Benny Martin
Benny Edward Martin was born in Sparta, Tennessee on May 8, 1928. Born to a musical family, he began performing fiddle in his family’s band The Martin Family at the young age of 9.
In 1948, when Martin was only 20, Bill Monroe asked him to join the Bluegrass Boys, a major incubator for bluegrass talents of the era. From there he played with legends Don Reno, Lester Flatt, and Earl Scruggs before embarking on a solo career and taking residence at The Grand Ole Opry. Throughout the 70s he frequently worked with John Hartford who was a major supporter of Martin at the time and who appears on the 1979 CMH album Big Daddy Of The Fiddle & Bow.

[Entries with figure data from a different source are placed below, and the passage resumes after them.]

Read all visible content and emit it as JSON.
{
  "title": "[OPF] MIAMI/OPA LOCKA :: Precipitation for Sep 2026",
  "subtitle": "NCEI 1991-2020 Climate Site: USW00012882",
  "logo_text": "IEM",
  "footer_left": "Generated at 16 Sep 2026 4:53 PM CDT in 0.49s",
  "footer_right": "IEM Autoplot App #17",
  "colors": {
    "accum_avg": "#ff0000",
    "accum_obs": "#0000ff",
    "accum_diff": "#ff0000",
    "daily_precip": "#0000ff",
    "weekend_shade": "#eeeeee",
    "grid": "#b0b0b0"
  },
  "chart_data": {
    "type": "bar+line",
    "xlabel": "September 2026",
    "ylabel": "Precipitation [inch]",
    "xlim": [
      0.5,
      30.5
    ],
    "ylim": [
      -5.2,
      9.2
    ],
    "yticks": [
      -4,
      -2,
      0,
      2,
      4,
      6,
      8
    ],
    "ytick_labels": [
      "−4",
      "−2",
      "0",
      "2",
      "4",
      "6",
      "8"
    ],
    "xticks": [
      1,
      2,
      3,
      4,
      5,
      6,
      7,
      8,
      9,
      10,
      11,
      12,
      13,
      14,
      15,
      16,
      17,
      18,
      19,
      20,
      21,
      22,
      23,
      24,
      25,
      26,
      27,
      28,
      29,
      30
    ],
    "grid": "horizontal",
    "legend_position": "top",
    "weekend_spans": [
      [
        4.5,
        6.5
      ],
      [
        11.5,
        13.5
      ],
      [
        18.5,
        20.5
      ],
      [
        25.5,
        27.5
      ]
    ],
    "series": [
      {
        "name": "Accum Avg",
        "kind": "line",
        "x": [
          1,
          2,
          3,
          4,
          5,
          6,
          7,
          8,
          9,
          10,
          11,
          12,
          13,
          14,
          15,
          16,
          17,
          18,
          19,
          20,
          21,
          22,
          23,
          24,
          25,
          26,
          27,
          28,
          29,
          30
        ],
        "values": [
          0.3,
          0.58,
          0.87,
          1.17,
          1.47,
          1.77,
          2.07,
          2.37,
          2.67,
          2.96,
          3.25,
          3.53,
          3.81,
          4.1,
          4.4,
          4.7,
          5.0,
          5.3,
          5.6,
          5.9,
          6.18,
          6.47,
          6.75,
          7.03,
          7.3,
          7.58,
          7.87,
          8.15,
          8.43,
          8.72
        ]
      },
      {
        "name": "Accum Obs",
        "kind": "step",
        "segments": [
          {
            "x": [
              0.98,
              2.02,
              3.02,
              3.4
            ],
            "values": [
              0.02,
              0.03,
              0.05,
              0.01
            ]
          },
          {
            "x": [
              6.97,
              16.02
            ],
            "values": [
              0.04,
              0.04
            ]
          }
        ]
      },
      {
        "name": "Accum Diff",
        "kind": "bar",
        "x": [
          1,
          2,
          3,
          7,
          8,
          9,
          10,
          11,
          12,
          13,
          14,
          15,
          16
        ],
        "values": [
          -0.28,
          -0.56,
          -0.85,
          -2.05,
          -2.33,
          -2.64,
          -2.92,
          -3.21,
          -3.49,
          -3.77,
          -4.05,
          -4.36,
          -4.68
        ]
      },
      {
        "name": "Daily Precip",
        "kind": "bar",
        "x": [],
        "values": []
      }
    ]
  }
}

Over the course of his career he appeared on over 150 albums and released over a dozen of his own. CMH is proud home to four of those albums including The Fiddle Collection (1976), Turkey In The Grass (1977), Big Daddy Of The Fiddle & Bow (1979), and The Great American Fiddle Collection (1980). Each album showcases his unique talents as a fiddler while Turkey In The Grass uniquely gave a glimpse at his distinctive voice and knack for showmanship as an entertainer.
He is credited for inventing the eight-string fiddle and is known for his unique approach to soloing which featured heavy bow pressure, percussive syncopation, generous slides between notes, and frequent double-stops (playing multiple notes at once), all creating a loud, bombastic approach to the instrument.
Benny Martin passed in 2001 and was posthumously inducted into the International Bluegrass Music Museum’s Hall of Fame in 2005.